The Ukrainian government halted the integration process with the European Union last Thursday. Ukrainian President Viktor Yanukovych will not travel as planned to Vilnius this week to sign the Association Agreement. That decision has caused a heated debate among Ukrainian politicians and their electorates. The tens of thousands of people who turned out in Kiev's central square to protest the decision represent the first sign of widespread discontent.
But I am not losing a lot of sleep over Ukraine's fate. Of course, I rooted for their football team during the recent play-offs with France, but in the end it is their choice which path to take, just as it is their decision whom they elect as president.
What really interests me is Russia's fate, and I believe that Kiev's decision to halt integration with Europe will have negative consequences for Russia. There are two simple reasons for this. First, if Ukraine became an associate member of the EU, Russia — a country that shares a huge common border, a common history in many areas and strong economic ties with Ukraine — would effectively grow closer to Europe as well. Second, Russia's geographic proximity to the developed countries of Europe is a key factor behind its economic development.

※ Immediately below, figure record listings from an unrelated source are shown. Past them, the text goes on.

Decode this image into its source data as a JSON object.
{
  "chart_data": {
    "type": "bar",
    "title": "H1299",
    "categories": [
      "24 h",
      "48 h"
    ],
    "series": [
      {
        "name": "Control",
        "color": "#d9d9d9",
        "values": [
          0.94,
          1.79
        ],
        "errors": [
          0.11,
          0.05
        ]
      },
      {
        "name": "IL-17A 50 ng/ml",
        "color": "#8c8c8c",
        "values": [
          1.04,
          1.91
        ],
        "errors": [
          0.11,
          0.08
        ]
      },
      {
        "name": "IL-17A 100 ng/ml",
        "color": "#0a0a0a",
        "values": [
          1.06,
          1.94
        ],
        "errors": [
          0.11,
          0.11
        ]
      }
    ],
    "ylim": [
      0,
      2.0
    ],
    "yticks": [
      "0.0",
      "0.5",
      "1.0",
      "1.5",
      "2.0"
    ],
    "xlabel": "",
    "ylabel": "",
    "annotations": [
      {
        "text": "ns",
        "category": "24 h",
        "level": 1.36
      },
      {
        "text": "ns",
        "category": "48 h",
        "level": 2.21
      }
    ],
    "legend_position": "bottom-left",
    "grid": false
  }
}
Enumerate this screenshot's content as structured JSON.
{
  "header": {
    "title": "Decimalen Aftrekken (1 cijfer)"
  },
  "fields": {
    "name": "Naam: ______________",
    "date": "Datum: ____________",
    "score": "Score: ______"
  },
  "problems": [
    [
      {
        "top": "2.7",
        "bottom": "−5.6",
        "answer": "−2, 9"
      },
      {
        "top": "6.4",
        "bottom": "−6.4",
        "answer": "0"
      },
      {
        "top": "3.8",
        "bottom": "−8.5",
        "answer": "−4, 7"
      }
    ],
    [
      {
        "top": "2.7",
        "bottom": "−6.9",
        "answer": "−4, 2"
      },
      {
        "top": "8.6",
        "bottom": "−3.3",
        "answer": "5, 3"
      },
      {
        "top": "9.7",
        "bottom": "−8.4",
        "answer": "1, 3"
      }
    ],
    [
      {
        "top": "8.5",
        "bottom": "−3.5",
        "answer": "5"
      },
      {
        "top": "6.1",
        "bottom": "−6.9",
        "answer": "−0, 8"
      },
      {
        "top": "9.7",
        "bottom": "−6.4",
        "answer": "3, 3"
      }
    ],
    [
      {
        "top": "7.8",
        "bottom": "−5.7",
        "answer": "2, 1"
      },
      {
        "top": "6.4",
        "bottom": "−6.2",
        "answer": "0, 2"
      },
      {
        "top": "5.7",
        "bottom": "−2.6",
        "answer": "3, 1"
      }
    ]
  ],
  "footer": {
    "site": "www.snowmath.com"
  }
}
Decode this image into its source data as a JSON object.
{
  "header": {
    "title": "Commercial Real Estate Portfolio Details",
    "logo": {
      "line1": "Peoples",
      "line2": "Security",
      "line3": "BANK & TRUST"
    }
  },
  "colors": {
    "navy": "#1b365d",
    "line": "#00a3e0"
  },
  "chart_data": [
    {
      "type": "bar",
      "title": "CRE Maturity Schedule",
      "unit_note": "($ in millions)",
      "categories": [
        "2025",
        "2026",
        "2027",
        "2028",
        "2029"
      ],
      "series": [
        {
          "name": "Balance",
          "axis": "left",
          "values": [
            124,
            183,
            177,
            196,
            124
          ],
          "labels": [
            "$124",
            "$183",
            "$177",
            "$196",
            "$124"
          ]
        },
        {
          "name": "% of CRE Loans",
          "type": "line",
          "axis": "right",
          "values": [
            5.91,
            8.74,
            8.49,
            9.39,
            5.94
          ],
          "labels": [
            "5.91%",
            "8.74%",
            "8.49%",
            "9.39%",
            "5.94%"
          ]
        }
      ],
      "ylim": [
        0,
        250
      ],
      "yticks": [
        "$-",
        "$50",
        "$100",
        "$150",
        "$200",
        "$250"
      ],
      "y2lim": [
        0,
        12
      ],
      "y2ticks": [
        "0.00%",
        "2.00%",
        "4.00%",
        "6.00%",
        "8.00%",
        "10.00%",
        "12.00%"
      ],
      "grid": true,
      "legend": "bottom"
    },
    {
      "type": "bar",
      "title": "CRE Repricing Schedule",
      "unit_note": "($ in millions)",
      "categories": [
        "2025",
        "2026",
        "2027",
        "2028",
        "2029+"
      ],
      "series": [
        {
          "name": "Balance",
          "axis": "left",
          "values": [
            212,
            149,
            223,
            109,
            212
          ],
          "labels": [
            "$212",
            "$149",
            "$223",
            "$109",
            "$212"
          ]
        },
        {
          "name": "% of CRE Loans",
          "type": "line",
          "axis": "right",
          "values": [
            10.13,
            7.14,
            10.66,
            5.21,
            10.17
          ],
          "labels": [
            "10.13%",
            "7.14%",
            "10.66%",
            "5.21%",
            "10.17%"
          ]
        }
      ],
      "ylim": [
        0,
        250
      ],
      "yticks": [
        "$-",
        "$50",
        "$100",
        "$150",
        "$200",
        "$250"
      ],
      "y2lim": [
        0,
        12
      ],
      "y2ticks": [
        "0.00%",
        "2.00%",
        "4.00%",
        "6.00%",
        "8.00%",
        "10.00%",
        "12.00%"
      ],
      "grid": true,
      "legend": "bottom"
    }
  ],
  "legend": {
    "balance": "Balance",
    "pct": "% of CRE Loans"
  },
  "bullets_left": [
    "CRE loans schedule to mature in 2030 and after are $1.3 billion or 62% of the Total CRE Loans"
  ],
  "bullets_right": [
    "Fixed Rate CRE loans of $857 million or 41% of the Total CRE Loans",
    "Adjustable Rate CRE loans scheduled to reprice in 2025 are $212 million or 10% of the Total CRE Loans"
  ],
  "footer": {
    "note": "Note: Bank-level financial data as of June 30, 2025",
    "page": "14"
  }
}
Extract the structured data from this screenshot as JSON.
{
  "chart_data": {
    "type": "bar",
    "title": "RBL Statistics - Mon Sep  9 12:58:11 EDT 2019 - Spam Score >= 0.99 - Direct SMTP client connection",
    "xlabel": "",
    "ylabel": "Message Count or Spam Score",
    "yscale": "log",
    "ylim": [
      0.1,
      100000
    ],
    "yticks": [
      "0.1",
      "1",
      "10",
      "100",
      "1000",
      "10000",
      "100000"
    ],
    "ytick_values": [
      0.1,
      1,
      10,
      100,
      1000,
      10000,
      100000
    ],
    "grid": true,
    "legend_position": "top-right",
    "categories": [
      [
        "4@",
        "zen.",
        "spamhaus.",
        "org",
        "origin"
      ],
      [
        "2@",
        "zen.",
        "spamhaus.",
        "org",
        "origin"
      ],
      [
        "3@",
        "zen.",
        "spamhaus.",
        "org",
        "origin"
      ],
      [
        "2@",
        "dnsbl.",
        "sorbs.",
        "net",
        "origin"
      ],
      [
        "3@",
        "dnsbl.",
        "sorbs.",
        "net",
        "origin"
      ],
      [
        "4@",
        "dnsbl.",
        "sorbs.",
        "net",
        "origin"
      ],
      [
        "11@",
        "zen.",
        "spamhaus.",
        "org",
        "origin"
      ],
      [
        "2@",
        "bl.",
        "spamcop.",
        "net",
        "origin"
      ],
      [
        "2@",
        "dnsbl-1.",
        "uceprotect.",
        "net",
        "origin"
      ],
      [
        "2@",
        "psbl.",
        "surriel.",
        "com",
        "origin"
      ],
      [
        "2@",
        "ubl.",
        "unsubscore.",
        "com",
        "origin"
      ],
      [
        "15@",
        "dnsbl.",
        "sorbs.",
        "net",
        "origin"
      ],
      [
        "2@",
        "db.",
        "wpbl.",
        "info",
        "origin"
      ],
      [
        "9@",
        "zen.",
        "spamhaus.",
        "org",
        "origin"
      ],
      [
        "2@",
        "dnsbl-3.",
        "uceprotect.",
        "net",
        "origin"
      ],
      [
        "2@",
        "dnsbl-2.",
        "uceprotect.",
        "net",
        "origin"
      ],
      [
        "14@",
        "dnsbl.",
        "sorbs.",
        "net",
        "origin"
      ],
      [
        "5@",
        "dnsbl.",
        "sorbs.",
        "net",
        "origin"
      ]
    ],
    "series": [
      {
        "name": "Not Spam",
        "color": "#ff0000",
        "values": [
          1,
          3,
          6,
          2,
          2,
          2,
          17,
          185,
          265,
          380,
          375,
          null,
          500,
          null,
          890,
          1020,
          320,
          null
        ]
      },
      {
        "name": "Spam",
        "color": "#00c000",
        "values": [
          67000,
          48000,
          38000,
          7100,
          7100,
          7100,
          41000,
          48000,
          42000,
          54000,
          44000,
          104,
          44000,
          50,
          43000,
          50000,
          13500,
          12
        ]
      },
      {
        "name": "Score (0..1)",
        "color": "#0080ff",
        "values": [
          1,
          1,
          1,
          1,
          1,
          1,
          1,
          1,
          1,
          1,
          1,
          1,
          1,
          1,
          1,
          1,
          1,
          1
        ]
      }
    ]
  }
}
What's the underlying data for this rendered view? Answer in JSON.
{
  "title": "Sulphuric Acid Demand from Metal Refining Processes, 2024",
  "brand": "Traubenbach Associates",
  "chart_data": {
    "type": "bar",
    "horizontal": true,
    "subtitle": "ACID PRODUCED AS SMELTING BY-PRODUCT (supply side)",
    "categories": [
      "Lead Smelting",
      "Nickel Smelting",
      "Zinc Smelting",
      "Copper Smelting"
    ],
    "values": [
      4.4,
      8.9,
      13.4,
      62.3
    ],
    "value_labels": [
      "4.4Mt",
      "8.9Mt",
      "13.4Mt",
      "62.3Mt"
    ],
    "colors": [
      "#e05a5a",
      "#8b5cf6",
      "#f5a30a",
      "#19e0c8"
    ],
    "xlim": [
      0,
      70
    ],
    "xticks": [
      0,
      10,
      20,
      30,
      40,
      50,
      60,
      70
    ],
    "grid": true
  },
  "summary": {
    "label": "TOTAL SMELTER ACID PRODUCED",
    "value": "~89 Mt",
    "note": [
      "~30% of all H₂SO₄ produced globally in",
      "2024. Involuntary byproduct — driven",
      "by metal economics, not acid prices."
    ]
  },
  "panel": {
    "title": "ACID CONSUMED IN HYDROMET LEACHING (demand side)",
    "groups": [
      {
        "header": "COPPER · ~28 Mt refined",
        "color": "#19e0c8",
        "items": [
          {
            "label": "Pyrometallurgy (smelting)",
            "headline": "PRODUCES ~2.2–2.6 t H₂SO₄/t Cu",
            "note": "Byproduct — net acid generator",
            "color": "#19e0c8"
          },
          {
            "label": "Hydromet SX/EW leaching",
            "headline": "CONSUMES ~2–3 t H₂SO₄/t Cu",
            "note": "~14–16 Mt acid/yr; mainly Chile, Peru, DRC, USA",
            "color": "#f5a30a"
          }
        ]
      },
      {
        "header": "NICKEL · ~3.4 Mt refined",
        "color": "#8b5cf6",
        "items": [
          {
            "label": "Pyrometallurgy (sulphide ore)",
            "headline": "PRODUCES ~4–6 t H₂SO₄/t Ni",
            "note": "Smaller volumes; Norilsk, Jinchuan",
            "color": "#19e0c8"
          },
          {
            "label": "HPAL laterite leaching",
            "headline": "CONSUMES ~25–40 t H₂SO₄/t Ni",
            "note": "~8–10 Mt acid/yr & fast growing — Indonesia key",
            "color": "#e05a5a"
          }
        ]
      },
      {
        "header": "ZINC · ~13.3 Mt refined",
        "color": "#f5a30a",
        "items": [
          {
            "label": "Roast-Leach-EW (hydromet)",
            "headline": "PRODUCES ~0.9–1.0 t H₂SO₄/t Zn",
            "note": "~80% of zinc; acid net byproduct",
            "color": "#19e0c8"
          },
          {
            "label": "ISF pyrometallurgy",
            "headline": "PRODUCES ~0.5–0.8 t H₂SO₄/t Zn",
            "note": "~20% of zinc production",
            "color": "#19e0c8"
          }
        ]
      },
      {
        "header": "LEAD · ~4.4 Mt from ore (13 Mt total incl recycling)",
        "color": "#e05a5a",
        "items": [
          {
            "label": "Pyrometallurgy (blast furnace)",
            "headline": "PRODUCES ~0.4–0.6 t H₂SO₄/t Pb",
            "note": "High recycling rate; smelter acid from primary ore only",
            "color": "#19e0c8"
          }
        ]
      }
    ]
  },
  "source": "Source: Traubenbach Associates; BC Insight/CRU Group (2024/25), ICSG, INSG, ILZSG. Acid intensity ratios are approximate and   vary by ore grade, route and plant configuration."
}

Russia would benefit even more if the EU removed trade barriers for Ukraine. Political theorists might see advantages in a Customs Union with Belarus and Kazakhstan, but only the more intensive trade with Western Europe can support real economic development in the long term.
Russia's economy has developed over the past 20 years to a large extent because it developed closer ties with its more economically developed neighbors. Although the former Soviet republics have integrated very little with Western Europe over the past 20 years, the rate of their convergence has largely been a function of how closely they have been connected with neighboring states.
In a report that he presented at the International Institute for Applied Systems Analysis conference in 2012, UCLA political science professor Daniel Treisman showed that a country's progress depends on exactly which other countries it borders. If developed economies tend to improve the prosperity of their neighbors, this means that by closing the doors on Ukraine's integration with Europe, Russia has inadvertently hurt its own chances for progress as well.
Konstantin Sonin, a columnist for Vedomosti, is professor of economics and vice rector at the Higher School of Economics in Moscow.